I should have gone with my initial guess about whodunnit in The Secret Place because my first guess was the right one! I loved how this story unfolded as it shifted between time and perspectives, going back and forth between Detective Moran during the investigation of the murder of a sixteen-year-old boy and the teenaged girls at the center of the investigation. There were elements of strangeness that French never explained, and I loved that about it. Explaining it would have made those experiences mundane instead of weird manifestations of the power the girls were attempting to claim for themselves. I am constantly amazed by how French weaves her clues in among the complicated psychologies of her characters.

I decided to finally sit down with Kingdom of the Blazing Phoenix and just finish it already so I can have a clean start to 2019. Though it’s a sequel to Forest of a Thousand Lanterns, the tone and rhythm of Kingdom of the Blazing Phoenix are entirely different. Like the Snow White story, it’s inspired by, this book is a fairy tale at heart, and contains elements of the original tale, as well as what I assume are folktales from China and Vietnam. The plot runs along at a quick pace that put me off at first, but once I realized that Julie C. Dao was emulating the fairytales her story is based upon, I settled in and finished the last half of the book in a single evening. It’s a charming story, though there are several elements that feel a little too convenient and story threads that are wrapped up a little too quickly. As a Snow White retelling, I think it is perfectly successful and charming overall. I gave it three stars on Goodreads.

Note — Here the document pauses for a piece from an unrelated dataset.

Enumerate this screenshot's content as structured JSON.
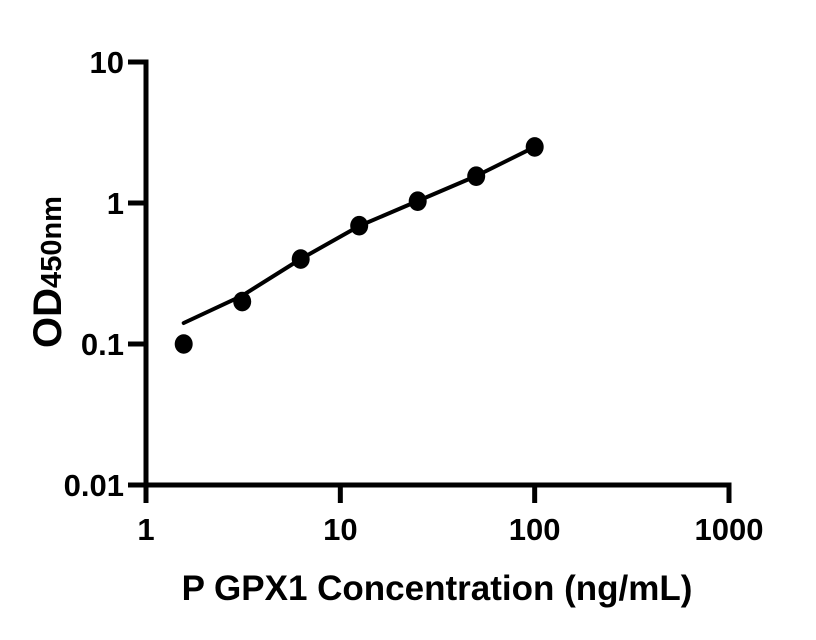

The Tale of the Shining Princess is an adaptation of a 9th or 10th-century Japanese folktale. My edition has illustrations from a book made for the powerful Tokugawa family in the late 1800s. It’s a beautiful book about a poor bamboo cutter who finds a tiny girl in a bamboo cutting. He brings her home and he and his wife raise her as their own daughter. She grows into a luminous beauty who has suitors from all across the country. She gives five of them impossible tasks to complete in order to win her hand in marriage. It’s a lovely tale that I definitely recommend.

Current Reads:

What Do I Plan to Start Reading This Week?

I’m not sure yet. I have a TBR for January, and while monthly TBRs haven’t always gone well for me, I am excited about each of these books, so I guess I’ll finish out my current reads as soon as I can and pick one or two from the TBR stack.

So many works in translation! It’s like I’m trying for a redo of my failed 2018 Read the World challenge!

Posts From This Week:

 

That’s all for this week. I’m going to try to finish up Mrs. Dalloway today and see how far I get on The Paragon Hotel after that. I’m about halfway through Mrs. Dalloway, and it’s only about 200 pages long. The Paragon Hotel pulls me back in every time I pick it up, so I anticipate finishing it during my two-day break over New Year’s. I wish more people know about Lyndsay Faye. She’s an excellent writer.

What are your plans for the coming week?